# Another success with Attitude



## Amateur Grower (Feb 15, 2012)

Ordered 5 Sensi Jack Flash #5 femmed on Feb. 7th late, so Attitude got the order the morning of the 8th. They shipped the order out on the 9th according to their email and I received it today, the 15th. 7 days from the day they got my order until I received the beans in the southeast US. Not too shabby. USPS and Royal Mail were both spot on with their tracking, too!
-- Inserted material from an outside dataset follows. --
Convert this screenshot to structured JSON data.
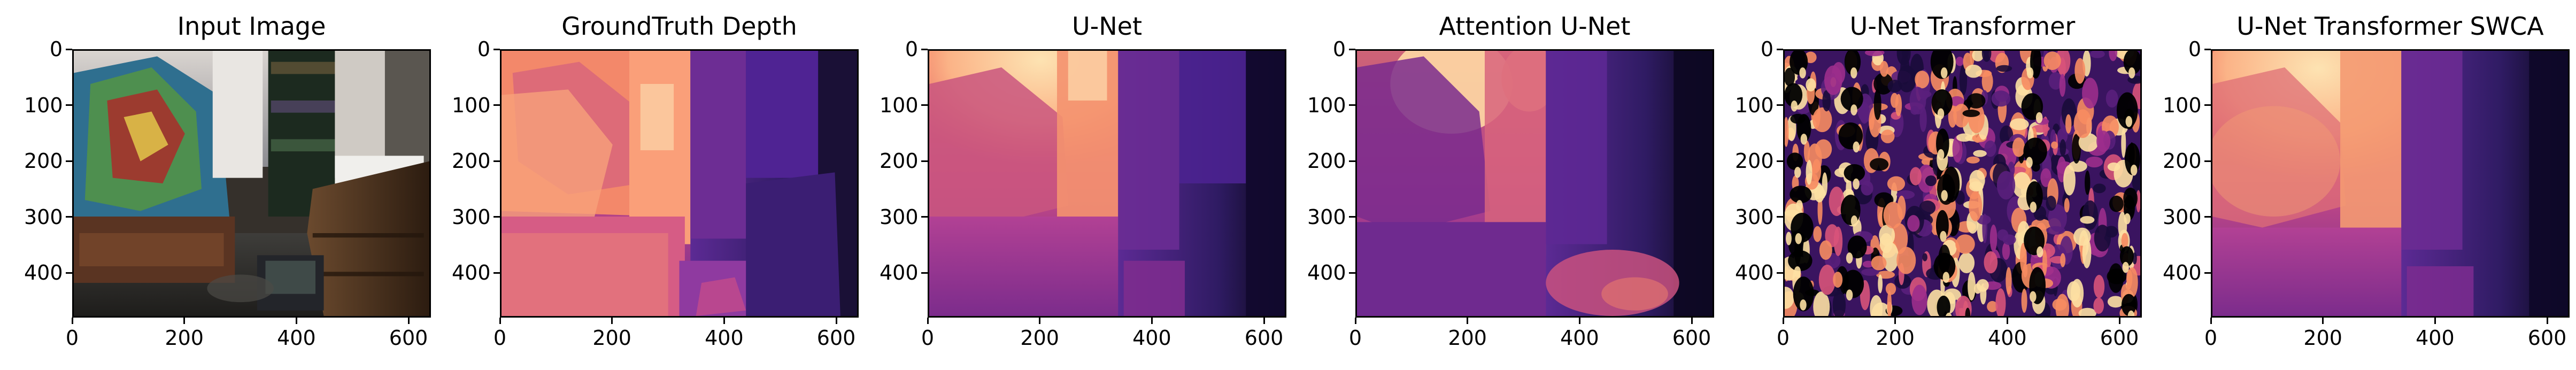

They threw in free one World of Seeds Strawberry Blue and one Delicious La Dive femmed. I ordered stealth.


----------



## PotSmokinSaint (Feb 16, 2012)

Nice.  Is jack flash an auto?


----------



## pcduck (Feb 16, 2012)

:woohoo::woohoo:

congrats....Now to get those beans a popping


----------



## Amateur Grower (Feb 16, 2012)

PotSmokinSaint said:
			
		

> Nice.  Is jack flash an auto?


 
No, photoperiod. It's supposedly a cross of Jack Herer, Skunk and Haze.

AG


----------



## PuffinNugs (Feb 16, 2012)

Amateur Grower said:
			
		

> They threw in free one World of Seeds Strawberry Blue and one Delicious La Dive femmed. I ordered stealth and got this sweet T..


 
i got the same Tee, but they sent me the wrong size.... suppose to make it up to me on next order


----------



## dman1234 (Feb 16, 2012)

Shhhhhhh.......lets not discuss stealth methods.


----------



## Amateur Grower (Feb 17, 2012)

dman1234 said:
			
		

> Shhhhhhh.......lets not discuss stealth methods.


 
You know, I guess you're right. I probably shouldn't have put the method or picture on there. Sorry. Original post has been edited.

AG


----------